The Benford law, also known as the first-digit law or leading-digit phenomenon, is an observation about the frequency distribution of the leading digits in many real-life datasets. The law states that in many naturally occurring collections of numbers, the leading significant digits are not evenly distributed from 1 to 9, but instead follow a predictable logarithmic distribution with 1 as the most common leading digit, then 2, and so on down to 9 as the least common.

Requirements of Benford’s Law

For a dataset to conform to Benford’s Law, it must meet the following requirements:

  • The numbers must span multiple orders of magnitude (from 1 to 100, 1 to 1000, etc.) rather than be restricted to a narrow range.
  • The numbers must represent values that correspond to underlying relationships rather than being assigned arbitrarily.
  • The numbers must reflect some level of randomness rather than being deliberately manipulated to achieve an intended result.

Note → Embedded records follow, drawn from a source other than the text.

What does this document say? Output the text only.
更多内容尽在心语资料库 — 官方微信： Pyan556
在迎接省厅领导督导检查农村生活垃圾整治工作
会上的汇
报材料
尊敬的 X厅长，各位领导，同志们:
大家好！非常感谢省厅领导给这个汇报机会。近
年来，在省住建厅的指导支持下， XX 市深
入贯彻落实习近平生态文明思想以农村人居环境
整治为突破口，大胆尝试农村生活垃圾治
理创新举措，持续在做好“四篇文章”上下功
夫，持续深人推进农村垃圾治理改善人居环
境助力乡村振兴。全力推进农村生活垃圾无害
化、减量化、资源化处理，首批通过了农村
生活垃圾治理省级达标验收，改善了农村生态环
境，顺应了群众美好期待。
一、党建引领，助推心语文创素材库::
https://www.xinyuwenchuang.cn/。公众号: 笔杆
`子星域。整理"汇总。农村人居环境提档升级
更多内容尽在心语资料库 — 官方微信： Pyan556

Data that meets these criteria, such as populations of cities, stock prices, lengths of rivers, physical constants and mathematical tables, tend to follow the logarithmic distribution described by Benford’s Law. On the other hand, datasets like phone numbers, lottery numbers and zip codes that are more arbitrarily constructed do not follow the law.

Mathematical Formula of Benford’s Law

The mathematical formula describing the probability of a number having a leading digit of d is:

P(d) = log10(1 + 1/d)

Where d is any digit from 1 to 9. This formula gives the following probabilities for each leading digit:

Leading Digit Probability
1 30.1%
2 17.6%
3 12.5%
4 9.7%
5 7.9%
6 6.7%
7 5.8%
8 5.1%
9 4.6%

As can be seen, the probability of 1 being the leading digit is much higher than the others, and decreases monotonically as the value increases.

History and Origin

The Benford law is named after Frank Benford, a physicist who first proposed it in 1938 based on observations of large datasets of numbers. However, examples conforming to the law had been noticed by mathematicians over 50 years earlier.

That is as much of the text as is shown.